Die Anfechtungsklage ist zulässig und begründet. Der Bescheid des Beklagten vom 31.05.2016 und der Widerspruchsbescheid vom 18.05.2017 sind rechtswidrig und verletzen den Kläger in seinen Rechten, § 113 Abs. 1 Satz 1 VwGO. Der Kläger ist nicht verpflichtet, seinen Güllehochbehälter mit einer geschlossenen Abdeckung zu versehen.

I.

Rechtsgrundlage für den Erlass einer nachträglichen Anordnung ist § 17 Abs. 1 Satz 1 BImSchG. Danach können zur Erfüllung der sich aus dem Bundes-Immissionsschutzgesetz und der aufgrund dieses Gesetzes erlassenen Rechtsverordnungen ergebenden Pflichten nach Erteilung der Genehmigung sowie nach einer nach § 15 Abs. 1 BImSchG angezeigten Änderung Anordnungen getroffen werden.
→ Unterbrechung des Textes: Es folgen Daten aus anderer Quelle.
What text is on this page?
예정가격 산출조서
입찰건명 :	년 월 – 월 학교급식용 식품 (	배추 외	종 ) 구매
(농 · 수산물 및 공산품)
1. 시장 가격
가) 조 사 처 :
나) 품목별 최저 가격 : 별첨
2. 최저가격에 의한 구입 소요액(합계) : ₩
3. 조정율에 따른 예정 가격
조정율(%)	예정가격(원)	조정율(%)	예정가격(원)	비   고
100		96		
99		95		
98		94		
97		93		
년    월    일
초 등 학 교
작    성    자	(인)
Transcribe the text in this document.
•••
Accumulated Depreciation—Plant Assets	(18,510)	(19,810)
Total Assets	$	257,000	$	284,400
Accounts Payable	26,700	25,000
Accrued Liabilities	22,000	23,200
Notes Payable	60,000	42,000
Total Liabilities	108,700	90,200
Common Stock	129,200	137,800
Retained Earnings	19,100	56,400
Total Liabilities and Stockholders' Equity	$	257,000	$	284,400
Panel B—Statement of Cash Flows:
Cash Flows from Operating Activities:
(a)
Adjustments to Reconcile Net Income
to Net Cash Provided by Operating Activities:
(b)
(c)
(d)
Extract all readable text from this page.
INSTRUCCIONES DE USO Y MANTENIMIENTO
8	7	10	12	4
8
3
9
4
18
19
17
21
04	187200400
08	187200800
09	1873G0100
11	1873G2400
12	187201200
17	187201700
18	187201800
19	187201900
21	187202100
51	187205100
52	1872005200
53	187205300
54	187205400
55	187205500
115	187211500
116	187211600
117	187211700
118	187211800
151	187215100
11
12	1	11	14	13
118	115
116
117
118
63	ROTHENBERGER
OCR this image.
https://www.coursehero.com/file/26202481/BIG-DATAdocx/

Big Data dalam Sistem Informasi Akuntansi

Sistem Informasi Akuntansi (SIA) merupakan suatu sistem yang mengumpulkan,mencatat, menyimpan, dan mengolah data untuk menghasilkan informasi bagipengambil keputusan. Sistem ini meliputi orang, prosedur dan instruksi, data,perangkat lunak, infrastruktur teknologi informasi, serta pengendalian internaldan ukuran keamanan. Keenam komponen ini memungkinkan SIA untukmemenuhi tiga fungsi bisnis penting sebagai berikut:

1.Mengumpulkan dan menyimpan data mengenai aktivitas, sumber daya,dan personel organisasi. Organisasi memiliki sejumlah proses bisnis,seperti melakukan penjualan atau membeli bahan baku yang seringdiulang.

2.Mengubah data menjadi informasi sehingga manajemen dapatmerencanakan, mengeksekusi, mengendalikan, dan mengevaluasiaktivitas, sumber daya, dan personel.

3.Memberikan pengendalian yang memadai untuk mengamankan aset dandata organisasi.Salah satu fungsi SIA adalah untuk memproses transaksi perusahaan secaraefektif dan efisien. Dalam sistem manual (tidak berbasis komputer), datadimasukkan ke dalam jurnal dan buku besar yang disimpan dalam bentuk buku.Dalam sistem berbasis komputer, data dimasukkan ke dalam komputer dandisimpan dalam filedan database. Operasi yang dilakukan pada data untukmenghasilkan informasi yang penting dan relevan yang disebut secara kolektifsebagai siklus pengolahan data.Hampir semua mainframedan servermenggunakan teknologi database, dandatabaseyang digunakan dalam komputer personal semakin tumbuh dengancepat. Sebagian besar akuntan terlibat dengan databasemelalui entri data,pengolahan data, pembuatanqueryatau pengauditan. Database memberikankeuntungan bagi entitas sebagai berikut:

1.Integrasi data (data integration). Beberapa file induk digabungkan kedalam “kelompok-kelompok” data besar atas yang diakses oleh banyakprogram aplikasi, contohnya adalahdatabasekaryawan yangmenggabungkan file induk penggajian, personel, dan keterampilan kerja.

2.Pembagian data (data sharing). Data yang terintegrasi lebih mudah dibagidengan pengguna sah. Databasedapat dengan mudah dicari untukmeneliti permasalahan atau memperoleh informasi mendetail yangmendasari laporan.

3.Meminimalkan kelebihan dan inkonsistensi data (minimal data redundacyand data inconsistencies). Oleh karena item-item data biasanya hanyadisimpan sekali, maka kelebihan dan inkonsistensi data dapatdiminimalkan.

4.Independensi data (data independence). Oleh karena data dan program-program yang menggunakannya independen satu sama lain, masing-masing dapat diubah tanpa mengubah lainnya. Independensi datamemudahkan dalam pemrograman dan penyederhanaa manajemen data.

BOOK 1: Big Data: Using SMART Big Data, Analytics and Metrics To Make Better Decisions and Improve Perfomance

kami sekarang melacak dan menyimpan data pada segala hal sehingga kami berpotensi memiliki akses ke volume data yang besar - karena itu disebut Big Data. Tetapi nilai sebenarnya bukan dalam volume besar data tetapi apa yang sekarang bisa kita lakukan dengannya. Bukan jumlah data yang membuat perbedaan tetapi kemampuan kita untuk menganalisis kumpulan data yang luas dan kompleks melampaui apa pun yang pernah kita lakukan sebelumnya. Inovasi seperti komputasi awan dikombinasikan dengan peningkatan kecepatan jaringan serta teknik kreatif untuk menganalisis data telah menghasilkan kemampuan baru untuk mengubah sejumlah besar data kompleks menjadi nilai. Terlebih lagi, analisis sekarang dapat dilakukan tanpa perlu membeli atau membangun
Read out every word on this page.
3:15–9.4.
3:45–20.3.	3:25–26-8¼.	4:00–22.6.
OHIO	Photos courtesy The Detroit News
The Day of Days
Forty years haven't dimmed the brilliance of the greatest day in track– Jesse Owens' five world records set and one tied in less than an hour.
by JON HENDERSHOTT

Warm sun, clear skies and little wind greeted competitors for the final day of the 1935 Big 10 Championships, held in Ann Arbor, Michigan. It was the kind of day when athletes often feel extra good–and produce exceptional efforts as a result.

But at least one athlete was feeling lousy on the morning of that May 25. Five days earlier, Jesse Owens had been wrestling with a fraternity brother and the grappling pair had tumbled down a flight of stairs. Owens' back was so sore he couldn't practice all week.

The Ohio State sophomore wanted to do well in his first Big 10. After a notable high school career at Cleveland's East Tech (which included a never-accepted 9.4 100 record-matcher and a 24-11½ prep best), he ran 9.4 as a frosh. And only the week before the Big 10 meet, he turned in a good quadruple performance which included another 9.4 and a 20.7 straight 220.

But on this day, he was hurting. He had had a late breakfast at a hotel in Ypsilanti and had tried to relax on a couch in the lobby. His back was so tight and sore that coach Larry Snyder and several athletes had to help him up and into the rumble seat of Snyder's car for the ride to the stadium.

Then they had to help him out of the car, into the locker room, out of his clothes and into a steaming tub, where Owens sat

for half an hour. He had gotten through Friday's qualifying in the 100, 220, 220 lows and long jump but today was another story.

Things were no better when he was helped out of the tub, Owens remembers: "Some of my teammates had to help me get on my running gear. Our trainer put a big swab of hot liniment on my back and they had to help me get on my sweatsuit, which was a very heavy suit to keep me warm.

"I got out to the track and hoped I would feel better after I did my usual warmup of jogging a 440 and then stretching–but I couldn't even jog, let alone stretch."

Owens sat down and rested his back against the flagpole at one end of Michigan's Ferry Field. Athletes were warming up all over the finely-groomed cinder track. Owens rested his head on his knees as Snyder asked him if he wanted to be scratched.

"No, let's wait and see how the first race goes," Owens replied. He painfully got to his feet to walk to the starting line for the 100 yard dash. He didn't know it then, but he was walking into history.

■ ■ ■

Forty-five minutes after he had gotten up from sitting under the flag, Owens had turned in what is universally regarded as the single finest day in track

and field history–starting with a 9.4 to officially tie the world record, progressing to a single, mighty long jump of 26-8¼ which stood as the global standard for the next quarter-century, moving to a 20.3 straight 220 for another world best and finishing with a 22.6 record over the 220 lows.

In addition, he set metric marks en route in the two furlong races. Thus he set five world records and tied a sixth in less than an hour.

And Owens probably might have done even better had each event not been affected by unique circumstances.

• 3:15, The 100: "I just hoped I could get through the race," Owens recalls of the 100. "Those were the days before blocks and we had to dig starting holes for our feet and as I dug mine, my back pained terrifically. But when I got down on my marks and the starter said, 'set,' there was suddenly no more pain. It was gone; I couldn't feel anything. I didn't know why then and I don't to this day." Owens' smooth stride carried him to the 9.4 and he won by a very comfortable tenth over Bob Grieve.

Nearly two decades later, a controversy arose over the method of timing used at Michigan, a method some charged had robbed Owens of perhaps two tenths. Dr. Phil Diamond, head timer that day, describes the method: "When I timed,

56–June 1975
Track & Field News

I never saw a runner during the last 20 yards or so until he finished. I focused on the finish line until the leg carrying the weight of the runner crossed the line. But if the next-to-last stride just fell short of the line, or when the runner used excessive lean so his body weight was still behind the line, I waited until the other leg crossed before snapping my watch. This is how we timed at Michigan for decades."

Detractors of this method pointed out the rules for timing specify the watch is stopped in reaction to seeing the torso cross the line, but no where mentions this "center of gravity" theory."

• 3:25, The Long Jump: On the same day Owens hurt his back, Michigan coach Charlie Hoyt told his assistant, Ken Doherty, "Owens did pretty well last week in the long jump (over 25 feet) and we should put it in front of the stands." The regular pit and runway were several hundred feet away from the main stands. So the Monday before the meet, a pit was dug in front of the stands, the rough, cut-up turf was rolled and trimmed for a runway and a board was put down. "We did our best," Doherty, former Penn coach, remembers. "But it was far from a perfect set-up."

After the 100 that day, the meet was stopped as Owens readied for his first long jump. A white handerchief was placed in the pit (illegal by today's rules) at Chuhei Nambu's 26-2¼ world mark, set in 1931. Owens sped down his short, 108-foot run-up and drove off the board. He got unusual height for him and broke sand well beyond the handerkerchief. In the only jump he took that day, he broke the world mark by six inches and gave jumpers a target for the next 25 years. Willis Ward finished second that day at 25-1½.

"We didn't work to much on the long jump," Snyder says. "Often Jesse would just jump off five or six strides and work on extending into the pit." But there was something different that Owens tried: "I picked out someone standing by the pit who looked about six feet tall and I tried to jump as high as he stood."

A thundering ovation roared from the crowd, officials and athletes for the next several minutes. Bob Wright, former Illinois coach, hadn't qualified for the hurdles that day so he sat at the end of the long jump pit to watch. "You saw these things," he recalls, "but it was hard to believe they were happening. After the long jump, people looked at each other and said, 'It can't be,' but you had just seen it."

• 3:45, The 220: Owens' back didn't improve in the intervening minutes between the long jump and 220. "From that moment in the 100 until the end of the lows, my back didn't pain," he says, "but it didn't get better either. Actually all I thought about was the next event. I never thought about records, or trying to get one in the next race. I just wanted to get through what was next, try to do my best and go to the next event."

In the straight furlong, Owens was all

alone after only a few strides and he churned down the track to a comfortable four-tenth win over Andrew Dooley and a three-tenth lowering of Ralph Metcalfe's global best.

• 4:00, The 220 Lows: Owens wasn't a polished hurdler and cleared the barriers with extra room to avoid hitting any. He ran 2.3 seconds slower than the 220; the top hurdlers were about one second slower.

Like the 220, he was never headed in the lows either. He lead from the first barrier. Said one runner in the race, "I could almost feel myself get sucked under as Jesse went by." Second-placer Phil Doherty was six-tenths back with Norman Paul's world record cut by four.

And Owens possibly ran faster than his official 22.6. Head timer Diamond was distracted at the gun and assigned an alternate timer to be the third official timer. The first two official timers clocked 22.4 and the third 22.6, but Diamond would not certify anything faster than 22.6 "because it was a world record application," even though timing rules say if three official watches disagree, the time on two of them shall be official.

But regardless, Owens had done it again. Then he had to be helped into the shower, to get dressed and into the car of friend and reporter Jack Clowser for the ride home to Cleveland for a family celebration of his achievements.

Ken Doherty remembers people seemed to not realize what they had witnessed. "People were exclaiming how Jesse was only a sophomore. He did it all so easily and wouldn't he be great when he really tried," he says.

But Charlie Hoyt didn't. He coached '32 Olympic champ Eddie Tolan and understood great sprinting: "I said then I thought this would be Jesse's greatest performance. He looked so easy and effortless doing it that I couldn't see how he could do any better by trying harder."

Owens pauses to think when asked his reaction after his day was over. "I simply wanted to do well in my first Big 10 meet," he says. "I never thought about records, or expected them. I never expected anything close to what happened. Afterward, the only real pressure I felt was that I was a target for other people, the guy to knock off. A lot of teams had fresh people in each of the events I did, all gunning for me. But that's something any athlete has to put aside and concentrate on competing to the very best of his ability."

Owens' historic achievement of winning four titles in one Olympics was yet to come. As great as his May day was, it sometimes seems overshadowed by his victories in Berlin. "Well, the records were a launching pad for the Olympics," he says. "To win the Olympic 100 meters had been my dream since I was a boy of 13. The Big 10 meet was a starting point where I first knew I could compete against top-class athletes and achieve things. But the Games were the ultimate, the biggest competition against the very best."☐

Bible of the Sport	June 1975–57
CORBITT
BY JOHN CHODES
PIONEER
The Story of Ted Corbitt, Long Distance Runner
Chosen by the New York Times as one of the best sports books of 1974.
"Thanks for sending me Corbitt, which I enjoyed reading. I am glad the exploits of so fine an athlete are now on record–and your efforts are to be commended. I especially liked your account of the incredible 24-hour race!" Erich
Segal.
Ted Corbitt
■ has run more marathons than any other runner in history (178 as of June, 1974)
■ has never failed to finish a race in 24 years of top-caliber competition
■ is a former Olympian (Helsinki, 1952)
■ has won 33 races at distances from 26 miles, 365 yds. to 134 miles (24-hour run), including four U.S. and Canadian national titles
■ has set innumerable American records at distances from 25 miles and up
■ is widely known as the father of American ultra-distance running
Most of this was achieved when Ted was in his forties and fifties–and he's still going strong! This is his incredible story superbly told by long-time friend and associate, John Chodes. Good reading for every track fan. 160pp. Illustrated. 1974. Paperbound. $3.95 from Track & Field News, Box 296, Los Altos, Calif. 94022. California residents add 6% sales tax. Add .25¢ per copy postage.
Eine nachträgliche Anordnung im Sinne des § 17 Abs. 1 BImSchG kann seinem Schutzzweck nach sowohl bei unveränderter als auch bei veränderter Sach- und Rechtslage ergehen. Sie ist nicht etwa deshalb ausgeschlossen, weil die Anlage durch eine immissionsschutzrechtliche Genehmigung gedeckt ist. Denn eine immissionsschutzrechtliche Genehmigung stellt nur fest, dass die Anlage mit den zum Zeitpunkt der Genehmigungserteilung geltenden öffentlich-rechtlichen Vorschriften vereinbar ist. Im Immissionsschutzrecht gibt es keinen Grundsatz, dass eine dem Anlagenbetreiber eingeräumte Rechtsposition trotz Rechtsänderungen zu belassen ist. Diese Anpassungspflicht ergibt sich aus der dynamischen Natur der Betreiberpflichten nach § 5 BImSchG (BVerwG, Urteil vom 30.04.2009 – 7 C 14/08 –, juris, Rn. 22 f.). Insofern kommt es für den Erlass einer nachträglichen Anordnung nach § 17 Abs. 1 BImSchG allein darauf an, dass eine Situation vorliegt, in der die Erfüllung der immissionsschutzrechtlichen Pflichten ohne die entsprechende Anordnung nicht gewährleistet erscheint (Oberverwaltungsgericht für das Land Nordrhein-Westfalen, Urteil vom 09.12.2016 – 8 A 2691/15 –, juris Rn. 26).

II.

Diese Voraussetzungen für den Erlass einer nachträglichen Anordnung nach § 17 Abs. 1 Satz 1 BImSchG liegen hier nicht vor. Eine Pflicht des Klägers, seinen Güllehochbehälter nachzurüsten, ergibt sich weder aus der immissionsschutzrechtlichen Schutzpflicht gemäß § 5 Abs. 1 Nr. 1 BImSchG (dazu 1.) noch aus der immissionsschutzrechtlichen Vorsorgepflicht nach § 5 Abs. 1 Nr. 2 BImSchG (dazu 2.).

1.

Die in § 5 Abs. 1 Nr. 1 BImSchG geregelte Schutzpflicht ist vorliegend keine Grundlage für die angeordnete Nachrüstung. Danach sind genehmigungsbedürftige Anlagen so zu errichten und zu betreiben, dass zur Gewährleistung eines hohen Schutzniveaus für die Umwelt insgesamt schädliche Umwelteinwirkungen und sonstige Gefahren, erhebliche Nachteile und erhebliche Belästigungen für die Allgemeinheit nicht hervorgerufen werden können. Als Instrument der Gefahrenabwehr greift die Vorschrift nur dann ein, wenn die hinreichende Wahrscheinlichkeit eines Schadenseintritts besteht. Sie dient der Abwehr anerkannter Gefahren und der Vorbeugung gegenüber künftigen Schäden, die durch solche Gefahren hervorgerufen werden können (BVerwG, Urteil vom 11.12.2003 – 7 C 19.02 –, juris Rn. 12).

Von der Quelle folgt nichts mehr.